In a dimly lit conference room, scientists and officials sat around a long table, staring at the massive screen on the wall. A flashing red alert sat ominously in the corner: PORTAL ANOMALY INACTIVE.
“We can’t just sit here waiting,” one of the government officials said, slamming his hand on the table. “We need a plan. What if they start up again without warning?”
The lead scientist shook his head. “That’s exactly the problem—we don’t know. We’re flying blind. The portals never behaved this way before.”
“And what about the people who vanished?!” another voice snapped from the other end of the table. “Are we just supposed to forget about them? Forget about our families?”
‘‘‘
Jim had stayed silent through most of the meeting, but now, he couldn’t hold back. “We’re not forgetting anyone. My son’s still out there.” His voice cracked, raw and full of pain. “Atlas has to be out there, too. We just need to figure out how to get them back.”
The room fell into an uneasy silence. Everyone was thinking it, but nobody wanted to say it out loud.
‘What if they never come back?‘
‘‘‘
Atlas had always said that people could return home at the end of the year, and the Earth scientists had been keeping close track of that time. Eleven months had passed, and they were closing in on the final month. They hoped the portals would stay closed till year end.
‘‘‘
Their hopes were crushed, though, as portals opened across the world again. This time, it wasn’t random; they were popping up in strange areas all around the globe, and the people being sucked in were uniformly young—between the ages of 18 and 21.

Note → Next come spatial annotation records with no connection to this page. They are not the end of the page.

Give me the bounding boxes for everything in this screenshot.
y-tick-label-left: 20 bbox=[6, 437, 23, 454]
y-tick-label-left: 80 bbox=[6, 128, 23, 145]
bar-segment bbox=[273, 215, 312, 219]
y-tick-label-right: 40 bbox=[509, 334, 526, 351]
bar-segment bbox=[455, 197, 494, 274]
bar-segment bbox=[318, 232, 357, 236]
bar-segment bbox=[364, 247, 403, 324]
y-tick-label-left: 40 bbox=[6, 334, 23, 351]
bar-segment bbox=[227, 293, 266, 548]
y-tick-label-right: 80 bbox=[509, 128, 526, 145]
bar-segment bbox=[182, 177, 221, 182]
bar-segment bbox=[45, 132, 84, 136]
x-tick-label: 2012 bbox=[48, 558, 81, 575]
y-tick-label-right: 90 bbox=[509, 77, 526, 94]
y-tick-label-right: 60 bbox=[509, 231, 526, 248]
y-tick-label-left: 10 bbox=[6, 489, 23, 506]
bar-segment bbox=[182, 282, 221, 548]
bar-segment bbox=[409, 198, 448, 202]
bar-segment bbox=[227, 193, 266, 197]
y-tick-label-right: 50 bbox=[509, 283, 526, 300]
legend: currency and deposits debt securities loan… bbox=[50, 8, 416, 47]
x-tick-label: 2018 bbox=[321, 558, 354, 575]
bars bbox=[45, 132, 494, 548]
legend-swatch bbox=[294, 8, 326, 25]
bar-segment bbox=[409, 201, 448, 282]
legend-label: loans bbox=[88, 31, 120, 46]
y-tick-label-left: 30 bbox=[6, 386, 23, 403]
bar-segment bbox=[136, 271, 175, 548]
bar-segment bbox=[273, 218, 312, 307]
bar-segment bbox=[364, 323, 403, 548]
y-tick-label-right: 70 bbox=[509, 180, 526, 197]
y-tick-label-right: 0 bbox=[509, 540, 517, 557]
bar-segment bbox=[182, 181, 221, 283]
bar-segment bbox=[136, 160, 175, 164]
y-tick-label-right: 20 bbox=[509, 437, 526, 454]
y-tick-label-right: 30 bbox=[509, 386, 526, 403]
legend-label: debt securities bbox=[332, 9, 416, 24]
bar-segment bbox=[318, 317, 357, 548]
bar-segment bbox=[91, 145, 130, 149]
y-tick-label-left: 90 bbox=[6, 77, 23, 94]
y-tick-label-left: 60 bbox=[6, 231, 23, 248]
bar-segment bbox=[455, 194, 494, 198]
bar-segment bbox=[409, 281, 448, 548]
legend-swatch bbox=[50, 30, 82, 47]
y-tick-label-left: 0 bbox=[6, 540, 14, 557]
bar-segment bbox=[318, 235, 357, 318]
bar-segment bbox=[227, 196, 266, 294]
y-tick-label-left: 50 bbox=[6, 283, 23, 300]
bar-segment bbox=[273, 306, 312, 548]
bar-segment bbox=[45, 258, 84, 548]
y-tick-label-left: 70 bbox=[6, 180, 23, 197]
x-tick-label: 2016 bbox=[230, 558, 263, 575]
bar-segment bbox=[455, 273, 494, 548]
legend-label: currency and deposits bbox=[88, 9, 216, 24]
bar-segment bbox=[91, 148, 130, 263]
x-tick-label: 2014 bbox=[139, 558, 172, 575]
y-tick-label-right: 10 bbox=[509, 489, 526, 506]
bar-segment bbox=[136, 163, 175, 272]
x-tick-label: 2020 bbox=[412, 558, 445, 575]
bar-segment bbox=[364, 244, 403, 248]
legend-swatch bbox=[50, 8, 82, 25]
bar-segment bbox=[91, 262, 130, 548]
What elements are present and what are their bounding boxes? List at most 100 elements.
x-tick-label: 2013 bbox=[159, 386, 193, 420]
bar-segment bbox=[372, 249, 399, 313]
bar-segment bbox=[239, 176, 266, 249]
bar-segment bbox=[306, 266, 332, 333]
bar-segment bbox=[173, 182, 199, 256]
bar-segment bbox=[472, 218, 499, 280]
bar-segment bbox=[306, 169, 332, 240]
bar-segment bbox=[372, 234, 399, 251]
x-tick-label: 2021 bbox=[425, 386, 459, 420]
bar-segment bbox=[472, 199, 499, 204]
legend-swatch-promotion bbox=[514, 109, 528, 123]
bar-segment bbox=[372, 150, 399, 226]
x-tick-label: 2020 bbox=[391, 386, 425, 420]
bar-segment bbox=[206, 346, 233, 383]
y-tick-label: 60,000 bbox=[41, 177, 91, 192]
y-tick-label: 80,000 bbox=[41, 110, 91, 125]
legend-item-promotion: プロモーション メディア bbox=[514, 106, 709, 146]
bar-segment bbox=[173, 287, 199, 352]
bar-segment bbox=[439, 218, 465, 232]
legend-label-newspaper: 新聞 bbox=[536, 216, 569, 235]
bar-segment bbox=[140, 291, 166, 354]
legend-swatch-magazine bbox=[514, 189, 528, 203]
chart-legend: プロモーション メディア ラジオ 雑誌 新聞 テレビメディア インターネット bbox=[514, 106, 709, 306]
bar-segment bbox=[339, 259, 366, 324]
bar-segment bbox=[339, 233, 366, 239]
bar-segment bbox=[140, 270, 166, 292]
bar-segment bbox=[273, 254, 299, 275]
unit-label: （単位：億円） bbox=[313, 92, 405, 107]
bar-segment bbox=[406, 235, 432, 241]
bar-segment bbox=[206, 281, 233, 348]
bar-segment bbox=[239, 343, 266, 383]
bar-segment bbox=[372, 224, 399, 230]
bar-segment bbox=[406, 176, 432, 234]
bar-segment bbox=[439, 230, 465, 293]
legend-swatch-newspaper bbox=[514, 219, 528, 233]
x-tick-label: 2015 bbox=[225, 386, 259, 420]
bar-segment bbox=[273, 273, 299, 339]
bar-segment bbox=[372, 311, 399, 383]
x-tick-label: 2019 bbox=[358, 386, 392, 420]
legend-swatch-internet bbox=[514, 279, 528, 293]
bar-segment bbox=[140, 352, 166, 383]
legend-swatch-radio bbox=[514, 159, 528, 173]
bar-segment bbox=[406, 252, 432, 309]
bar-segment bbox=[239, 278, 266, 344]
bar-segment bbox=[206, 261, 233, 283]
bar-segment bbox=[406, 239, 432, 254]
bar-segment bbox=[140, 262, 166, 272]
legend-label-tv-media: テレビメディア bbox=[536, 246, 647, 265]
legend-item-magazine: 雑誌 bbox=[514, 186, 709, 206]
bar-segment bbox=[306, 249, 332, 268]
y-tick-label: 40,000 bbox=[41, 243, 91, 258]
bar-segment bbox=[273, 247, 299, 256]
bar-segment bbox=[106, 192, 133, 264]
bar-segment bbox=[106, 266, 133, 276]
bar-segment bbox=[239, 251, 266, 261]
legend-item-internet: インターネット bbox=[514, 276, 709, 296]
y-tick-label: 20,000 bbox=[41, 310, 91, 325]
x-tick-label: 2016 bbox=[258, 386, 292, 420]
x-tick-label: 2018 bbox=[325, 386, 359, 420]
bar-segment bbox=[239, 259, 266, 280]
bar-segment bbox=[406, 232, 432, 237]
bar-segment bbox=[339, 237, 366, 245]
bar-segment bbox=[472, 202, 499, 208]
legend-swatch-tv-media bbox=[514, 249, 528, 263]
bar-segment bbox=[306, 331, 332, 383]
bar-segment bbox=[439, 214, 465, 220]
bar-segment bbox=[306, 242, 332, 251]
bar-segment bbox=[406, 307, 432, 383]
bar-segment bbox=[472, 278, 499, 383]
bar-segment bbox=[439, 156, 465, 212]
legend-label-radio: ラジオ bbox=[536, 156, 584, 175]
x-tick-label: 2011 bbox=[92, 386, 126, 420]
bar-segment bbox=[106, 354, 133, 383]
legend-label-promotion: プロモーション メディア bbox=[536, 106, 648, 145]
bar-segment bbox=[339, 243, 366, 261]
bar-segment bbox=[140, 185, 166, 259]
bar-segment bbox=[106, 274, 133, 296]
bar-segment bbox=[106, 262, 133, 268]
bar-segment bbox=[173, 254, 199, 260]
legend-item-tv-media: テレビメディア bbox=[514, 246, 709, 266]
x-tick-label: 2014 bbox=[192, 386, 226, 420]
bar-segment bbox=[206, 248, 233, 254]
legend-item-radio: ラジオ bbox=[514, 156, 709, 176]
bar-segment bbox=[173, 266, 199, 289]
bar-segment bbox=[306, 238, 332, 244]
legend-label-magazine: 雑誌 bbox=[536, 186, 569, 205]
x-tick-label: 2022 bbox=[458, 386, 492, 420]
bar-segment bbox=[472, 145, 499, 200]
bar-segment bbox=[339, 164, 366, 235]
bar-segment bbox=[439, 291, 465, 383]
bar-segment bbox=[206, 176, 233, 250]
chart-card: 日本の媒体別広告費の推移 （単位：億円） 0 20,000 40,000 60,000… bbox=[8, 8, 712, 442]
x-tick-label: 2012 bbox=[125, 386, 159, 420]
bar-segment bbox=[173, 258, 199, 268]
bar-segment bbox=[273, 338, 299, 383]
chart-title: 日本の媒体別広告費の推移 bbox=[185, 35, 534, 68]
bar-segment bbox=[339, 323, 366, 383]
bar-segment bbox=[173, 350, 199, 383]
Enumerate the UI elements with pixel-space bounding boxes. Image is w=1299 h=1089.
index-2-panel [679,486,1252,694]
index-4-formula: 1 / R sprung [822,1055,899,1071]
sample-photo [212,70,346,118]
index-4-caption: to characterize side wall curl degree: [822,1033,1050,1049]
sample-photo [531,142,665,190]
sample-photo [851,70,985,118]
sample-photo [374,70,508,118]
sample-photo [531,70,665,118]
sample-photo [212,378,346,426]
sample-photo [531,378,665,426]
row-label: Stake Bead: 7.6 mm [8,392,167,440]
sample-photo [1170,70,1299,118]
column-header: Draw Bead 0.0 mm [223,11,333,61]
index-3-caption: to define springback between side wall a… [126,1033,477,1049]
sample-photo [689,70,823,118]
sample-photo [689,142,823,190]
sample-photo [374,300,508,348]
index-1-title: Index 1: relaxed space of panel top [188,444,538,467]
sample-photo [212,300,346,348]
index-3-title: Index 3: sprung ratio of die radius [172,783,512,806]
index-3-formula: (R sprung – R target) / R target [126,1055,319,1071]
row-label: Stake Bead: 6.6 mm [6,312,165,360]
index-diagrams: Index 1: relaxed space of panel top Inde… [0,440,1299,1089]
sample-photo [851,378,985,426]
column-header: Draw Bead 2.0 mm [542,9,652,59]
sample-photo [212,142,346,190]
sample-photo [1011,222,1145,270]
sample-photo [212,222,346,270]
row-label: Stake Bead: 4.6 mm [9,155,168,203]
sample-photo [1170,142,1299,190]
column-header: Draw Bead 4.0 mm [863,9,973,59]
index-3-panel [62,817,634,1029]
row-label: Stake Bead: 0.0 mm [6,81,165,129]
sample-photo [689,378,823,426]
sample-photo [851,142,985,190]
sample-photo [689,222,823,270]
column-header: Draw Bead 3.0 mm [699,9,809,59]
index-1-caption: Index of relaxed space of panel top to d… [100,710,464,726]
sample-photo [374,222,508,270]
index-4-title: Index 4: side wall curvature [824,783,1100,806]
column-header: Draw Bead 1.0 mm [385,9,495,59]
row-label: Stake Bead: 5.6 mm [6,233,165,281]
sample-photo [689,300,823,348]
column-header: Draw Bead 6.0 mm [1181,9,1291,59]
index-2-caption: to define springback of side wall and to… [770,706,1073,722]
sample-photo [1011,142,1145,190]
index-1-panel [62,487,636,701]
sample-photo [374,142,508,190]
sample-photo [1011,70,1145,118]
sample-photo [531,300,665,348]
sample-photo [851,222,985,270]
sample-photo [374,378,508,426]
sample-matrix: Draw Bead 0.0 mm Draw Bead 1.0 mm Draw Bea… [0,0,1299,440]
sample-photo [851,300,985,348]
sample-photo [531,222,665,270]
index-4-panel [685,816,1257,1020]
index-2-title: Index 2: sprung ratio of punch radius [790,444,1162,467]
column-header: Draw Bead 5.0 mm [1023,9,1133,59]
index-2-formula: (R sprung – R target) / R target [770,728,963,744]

Yes, this was a Targeted Portal. Just like the hospital incident before, this time it focused on a specific type of person: those who had played a lot of board games, video games, and devoured fantasy novels.
In a dimly lit lab, the scientists from Earth stared at the screens in stunned silence. Monitors flickered with data from all over the world, showing portal after portal swallowing up teenagers and young adults.
Dr. Harris slammed his fist down on the console. “Damn it! We thought we had this under control!”
“How is this even happening?” one of the junior scientists asked, nervously adjusting their glasses. “We reinforced the barriers. We shut down the portal zones!”
“Clearly not well enough,” Dr. Lee muttered, pacing back and forth. “This… this is targeted. We’ve never seen the pattern before. Fantasy fans? Gamers? It’s like they knew exactly who to pull in.”
Dr. Harris sighed, rubbing his temples. “We prepared as best as we could. And now it’s happening again.”
Meanwhile, the regular folks watching the news at home were in a frenzy. Social media exploded with memes, theories, and conspiracy threads.
“Wait, so… I just have to play more board games, and I could end up in a fantasy world?!” one teenager posted on a forum, half-joking, half-terrified.
Parents clutched their kids tighter, checking their bookshelves and game collections nervously. A new kind of panic spread, not over a virus or a war, but a magical portal that no one could control.
At a coffee shop, a group of friends huddled over their phones, doom scrolling. “Dude, if this happened like, a year ago, that would’ve been me! I was hardcore into D&D back then,” one guy said, eyes wide.
His friend laughed, trying to lighten the mood. “Guess it’s a good time to switch to something more chill… like Sudoku.”